HRR Assignment Presentation (Emily Boyd and Jef Palframan) 8 Sep 14.pptx
Notes indirectly related to the experiment
- Thomas Dawson:
- No information on him in the Oxford Dictionary of National Biography; genealogical search (familysearch.org) indicates that a Thomas Dawson was born in 1580 in Cottingham, Yorkshire, England and died in 1620. No confirmation if this is the same person, however the death dates match.
- Investigation into Cottingham may bear more fruit on the food culture that existed there, however this is doubtful.
- why would TD write a book directed at 'good wives'? the title page seems to suggest that his intention lie in aiding married couples "Also certain approved point of husbandry, very necessarie for al Husbandmen to know".
- More than likely he saw a market among women and directed his efforts there. This book was reprinted in 1596 and in 1610. He also wrote another part to 'the good housewives' in 1597 and 'A book of cookery' which was published in 1620 and reprinted in 1629 and 1650.
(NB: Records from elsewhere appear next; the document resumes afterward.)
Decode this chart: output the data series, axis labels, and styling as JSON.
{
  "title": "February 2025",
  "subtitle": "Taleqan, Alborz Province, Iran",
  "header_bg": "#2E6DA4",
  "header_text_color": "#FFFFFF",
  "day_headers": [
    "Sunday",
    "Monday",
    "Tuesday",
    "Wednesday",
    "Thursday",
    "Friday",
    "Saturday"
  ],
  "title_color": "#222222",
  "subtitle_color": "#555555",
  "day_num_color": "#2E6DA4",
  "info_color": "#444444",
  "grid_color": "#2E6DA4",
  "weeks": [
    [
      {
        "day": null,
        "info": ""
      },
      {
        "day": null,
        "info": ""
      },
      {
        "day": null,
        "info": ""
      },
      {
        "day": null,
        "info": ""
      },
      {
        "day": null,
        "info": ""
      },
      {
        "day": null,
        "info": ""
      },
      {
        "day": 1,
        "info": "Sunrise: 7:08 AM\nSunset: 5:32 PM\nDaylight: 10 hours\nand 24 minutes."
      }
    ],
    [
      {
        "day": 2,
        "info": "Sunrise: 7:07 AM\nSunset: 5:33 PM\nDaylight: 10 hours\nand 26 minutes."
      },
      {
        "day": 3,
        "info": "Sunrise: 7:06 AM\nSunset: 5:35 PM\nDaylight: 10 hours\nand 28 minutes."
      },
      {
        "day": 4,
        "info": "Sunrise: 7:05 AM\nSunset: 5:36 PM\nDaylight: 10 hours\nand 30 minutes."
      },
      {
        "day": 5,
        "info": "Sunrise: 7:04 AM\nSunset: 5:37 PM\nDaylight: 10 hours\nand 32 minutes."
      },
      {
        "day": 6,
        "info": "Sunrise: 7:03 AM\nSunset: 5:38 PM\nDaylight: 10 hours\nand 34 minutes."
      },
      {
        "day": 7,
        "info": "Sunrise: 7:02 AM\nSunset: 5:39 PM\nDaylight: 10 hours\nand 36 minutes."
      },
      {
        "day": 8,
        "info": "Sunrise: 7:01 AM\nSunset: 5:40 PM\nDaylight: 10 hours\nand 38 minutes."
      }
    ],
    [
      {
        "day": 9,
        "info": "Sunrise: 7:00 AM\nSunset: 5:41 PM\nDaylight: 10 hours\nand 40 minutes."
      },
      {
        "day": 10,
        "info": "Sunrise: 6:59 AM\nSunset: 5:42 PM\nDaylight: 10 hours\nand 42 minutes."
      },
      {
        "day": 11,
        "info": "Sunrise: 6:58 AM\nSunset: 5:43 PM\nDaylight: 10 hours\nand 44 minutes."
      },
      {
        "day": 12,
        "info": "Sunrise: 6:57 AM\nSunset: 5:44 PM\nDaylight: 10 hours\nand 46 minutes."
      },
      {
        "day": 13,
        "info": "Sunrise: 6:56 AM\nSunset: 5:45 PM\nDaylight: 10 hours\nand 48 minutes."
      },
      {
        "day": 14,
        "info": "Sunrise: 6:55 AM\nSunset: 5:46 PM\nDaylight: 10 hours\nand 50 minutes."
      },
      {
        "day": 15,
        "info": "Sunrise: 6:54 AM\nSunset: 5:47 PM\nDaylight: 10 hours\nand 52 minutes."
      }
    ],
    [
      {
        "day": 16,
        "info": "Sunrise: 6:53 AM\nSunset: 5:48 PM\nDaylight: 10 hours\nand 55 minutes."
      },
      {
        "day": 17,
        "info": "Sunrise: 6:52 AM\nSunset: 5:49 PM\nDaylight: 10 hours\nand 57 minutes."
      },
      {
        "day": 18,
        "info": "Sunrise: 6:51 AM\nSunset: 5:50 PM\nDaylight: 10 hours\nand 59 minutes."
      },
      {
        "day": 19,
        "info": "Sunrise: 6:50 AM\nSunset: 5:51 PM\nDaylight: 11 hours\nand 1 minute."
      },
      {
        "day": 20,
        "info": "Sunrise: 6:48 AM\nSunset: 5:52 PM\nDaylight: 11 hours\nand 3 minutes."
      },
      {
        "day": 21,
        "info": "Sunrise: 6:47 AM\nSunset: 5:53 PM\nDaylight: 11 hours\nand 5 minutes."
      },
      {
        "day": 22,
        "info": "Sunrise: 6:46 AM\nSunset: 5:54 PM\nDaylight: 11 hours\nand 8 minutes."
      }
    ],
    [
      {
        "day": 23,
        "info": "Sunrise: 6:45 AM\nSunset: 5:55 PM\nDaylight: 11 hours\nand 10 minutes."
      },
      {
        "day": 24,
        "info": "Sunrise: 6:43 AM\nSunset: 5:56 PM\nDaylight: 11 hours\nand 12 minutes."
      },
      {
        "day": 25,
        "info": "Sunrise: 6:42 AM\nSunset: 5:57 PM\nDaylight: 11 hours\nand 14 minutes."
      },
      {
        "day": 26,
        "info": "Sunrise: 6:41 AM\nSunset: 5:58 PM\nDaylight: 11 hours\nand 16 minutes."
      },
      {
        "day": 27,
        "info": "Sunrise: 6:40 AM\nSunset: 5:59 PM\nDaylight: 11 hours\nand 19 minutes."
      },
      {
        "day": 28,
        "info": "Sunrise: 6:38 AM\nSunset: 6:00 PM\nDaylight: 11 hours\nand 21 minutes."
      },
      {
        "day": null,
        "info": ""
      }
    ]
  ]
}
- Was he selling his own intellectual property or cultivating his image? how did this function beyond the book it self? what other methods were used to promote himself? Book tour vis-a-vis Hillary Clinton? or something similar;
- on page 20 of the book is located a recipe called "To make a tart that is a courage to a man or woman", courage meaning aphrodisiac. More evidence that marriage is definitely a concern of his.
- Due to the need to document and photograph the process, one person (Emily) was designated the cook while the other was designated the recorder (Me)
- So what? What did we learn by preforming this reconstruction?
- As good as our intentions may be, the process of experiential learning demands that we follow the recipe to the letter. Even if difficulties arise we must ensure that we find authentic solutions to these problems. When challenges are perceived as mistakes we run the risk of injecting modern technologies or solutions into the reconstruction;
- Honing our attention to detail is essential to executing the recipe successfully. The mysterious addition of nutmeg shows that human memory, action, and planning are completely fallible;
- The process to cook a tart involves many activities both inside and outside the kitchen;
General Observations and Questions
- Reconstruction is an interpretation; it is impossible to reproduce the experience absolutely, we can only get so close.
- "There is a danger that by concentrating effort on making the end-product convincing, it might be possible -- either deliberately or subconsciously -- to subordinate the process of reconstruction" (Stinjnman in Clarke, 5)
- Consideration must be given to streamlining work flow and dividing up the division of labor; production of ingredients and inputs is extremely labor intensive, one person could not produce the historical 'object' themselves; a series of relationships was required to accomplish this feat (Feat is the correct noun); the cook or artisan become the focal point for so much activity related to labor and capital that he/she can cultivate a lot of social and intellectual power; Is this where professions get their power? Not so much from the action of the individual, but through the network of interconnected political, agricultural, social and economic systems they command.
- the cook is more of an assembler rather than a producer; refinements and production ingredients can go as far as being an international concern (i.e. the importation of spices and staples)
- labor as an input of production could have been a threat or
- Since inputs are not a decided by the assembler (they cannot conceive or their own tastes, like a painter only has a set number of basic colours that he can combine and manipulate), the unique intellectual efforts (i.e. the combination of flavours, processes and presentation) become the sellable property of the individual;
- how is this type of intellectual property protected in the EME with plagiarism being so common?
- if a society developed to the point where they could produce leisure time and allowed consumption to serve more than the daily dietary requirement then the market for food experiences must then be said to been created. Who and how did the cook come to enter this market? What lead a food preparer to attempt to experiment? What role did women play in this? Hunter/gatherer culture? Not an anthropologist, cannot assume for certain who was preparing food in H/G cultures.